Kahraman Maraş son durağımızdı. Adıyaman’dan çok geç geldik. Sabahında ise iki program düzenlenmişti. Hem sabah, hem öğleden sonra. Şehrin ancak çarşılarını gezebildik. Kahraman Maraş, son yıllarda yapılan barajlardan sonra daha bir güzel şehir haline gelmiş. İşsizliğin olmadığı belirtildi. Sanayisi de gelişiyormuş. Her ne kadar Kayseri ve Gaziantep gibi iki sanayi ve ticaret şehri arasında bulunsa da ekonomik gelişme ve refahını artıran bir şehrimiz.Şair ve yazarların şehri de desek abartmış olmayız.
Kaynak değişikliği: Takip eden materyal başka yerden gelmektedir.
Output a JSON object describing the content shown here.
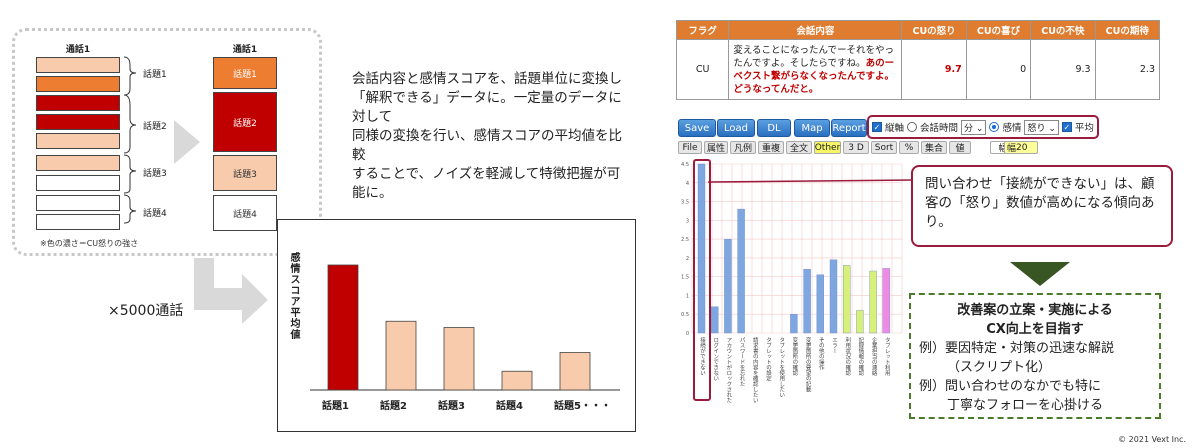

Son çınarlarından Bahattin Karakoç da programa katıldı.

Kahraman Maraş’ta fazla kalamadık. İzzet ve ikramları, misafirperverlikleri ile her anımızı doldurdular. Ancak kervan son düzlüğe çıkmıştı. Kervan yolcularından bir kısmı için ertesi gün mesai günüydü. Kervan sabaha Ankara’da olmalıydı. Üzülerek Tekir’de yapacakları akşam ikramından affımızı isteyip, Kayseri’ye doğru yola çıktık.Akşamı Kayseri’de yeriz dedikleri için kendimce tedbir almıştım. Kervan yolda gerek deyip, Ankara’ya yürüdü. Benimse yolculuğum bitmişti.

Notlarıma da, Kervana gittiğimiz yerlerde yüklenenleri, almayı tercih ettim.